Foreign secretary Vinay Mohan Kwatra announced the short trip to Doha during the media briefing on the UAE visit, but refused to say whether the hitherto unscheduled Qatar visit was connected to the release of the veterans.

This will be the Prime Minister’s second visit to Qatar. He had met the Emir of Qatar, Sheikh Tamin bin Hamad Al Thani, on the sidelines of the climate conference in the UAE in December, ahead of the kingdom’s National Day, December 18, when the head of state is allowed to pardon convicts.

Asked whether the Prime Minister’s intervention led to the release of the veterans, Kwatra did not divulge much.

“The Prime Minister has himself personally constantly supervised all the developments in this case and has never shied away from any initiatives that could ensure the return of the Indian nationals home,” he said.

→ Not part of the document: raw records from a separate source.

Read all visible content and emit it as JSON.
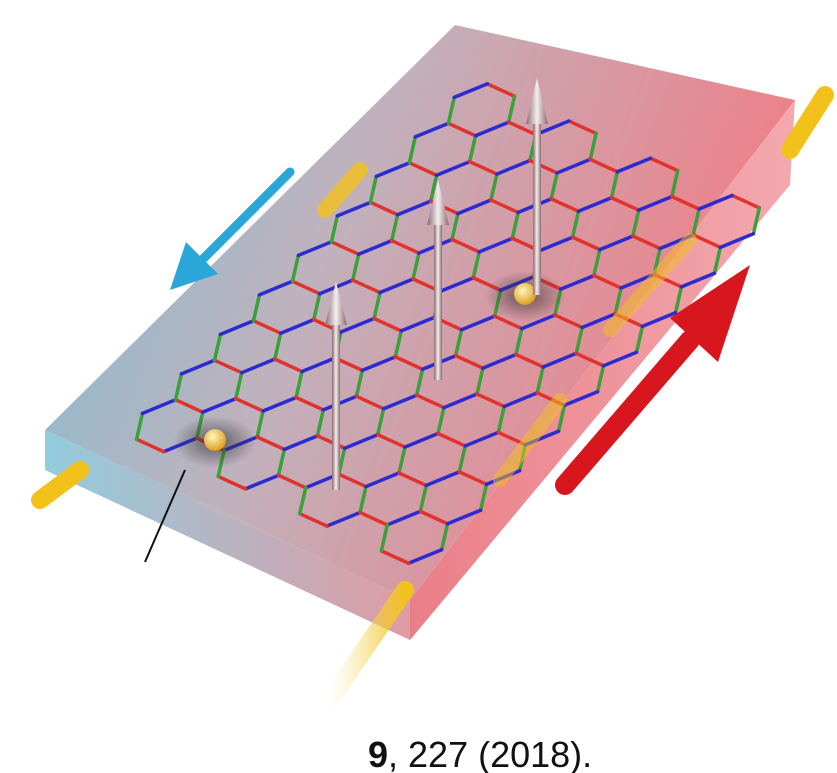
{
  "caption": {
    "volume": "9",
    "rest": ", 227 (2018)."
  }
}
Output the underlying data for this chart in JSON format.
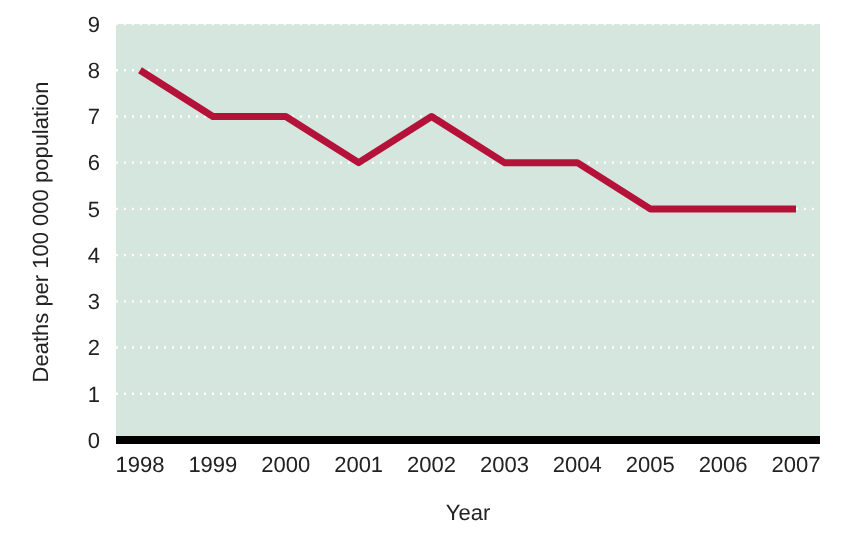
{
  "chart_data": {
    "type": "line",
    "xlabel": "Year",
    "ylabel": "Deaths per 100 000 population",
    "categories": [
      "1998",
      "1999",
      "2000",
      "2001",
      "2002",
      "2003",
      "2004",
      "2005",
      "2006",
      "2007"
    ],
    "series": [
      {
        "color": "#b5123a",
        "values": [
          8,
          7,
          7,
          6,
          7,
          6,
          6,
          5,
          5,
          5
        ]
      }
    ],
    "ylim": [
      0,
      9
    ],
    "yticks": [
      0,
      1,
      2,
      3,
      4,
      5,
      6,
      7,
      8,
      9
    ],
    "grid": "y"
  }
}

Apart from providing legal support to the veterans, all diplomatic channels were tapped into simultaneously. The external affairs ministry also sought to keep tight control over the media narrative, urging journalists in India to avoid speculation for fear that an incorrect report could queer the pitch for backroom parleys.

Asked when the eighth veteran — identified as Commander (retd) Purnendu Tiwari but not officially named — would return, Kwatra said: “He has been released and we continue to work with the Qatar government to see how quickly his return to India would be possible.”

Sources said that since Tiwari had been living in Qatar for close to two decades with his family, he needed more time to wind up his stay.

Interacting with journalists at Delhi airport, some of the seven veterans attributed their release to Modi’s “personal intervention and his equation with Qatar”. On arrival, they raised chants of “Bharat Mata ki jai” at the airport.

One of them said: “I feel relieved and delighted to finally be back home safe and sound. I wish to thank Prime Minister Modi as this wouldn’t have been possible without his personal intervention. I also express my gratitude to the Emir of Qatar.”

A Qatari court had last October handed the death penalty to the seven retired naval officers and one former sailor, after they had spent over a year in solitary confinement in the West Asian country.

Neither Qatar nor India has officially revealed the nature of the charges against the eight that led to their arrest in August 2022.

Media reports, however, said Qatar claimed to have intercepted electronic communication that revealed the eight had spied on behalf of Israel on the Qatari navy’s secret project of Italian midget submarines that could evade radar detection.

Apart from Commander Tiwari, the men are Captain Navtej Singh Gill, Captain Saurabh Vasisht, Captain Birendra Kumar Verma, Commander Sugunakar Pakala, Commander Sanjeev Gupta, Commander Amit Nagpal and Sailor Ragesh.

They worked for a private defence services provider — Al Dahra Global Technologies and Consultancy Services — when they were taken into custody by Qatari intelligence in Doha.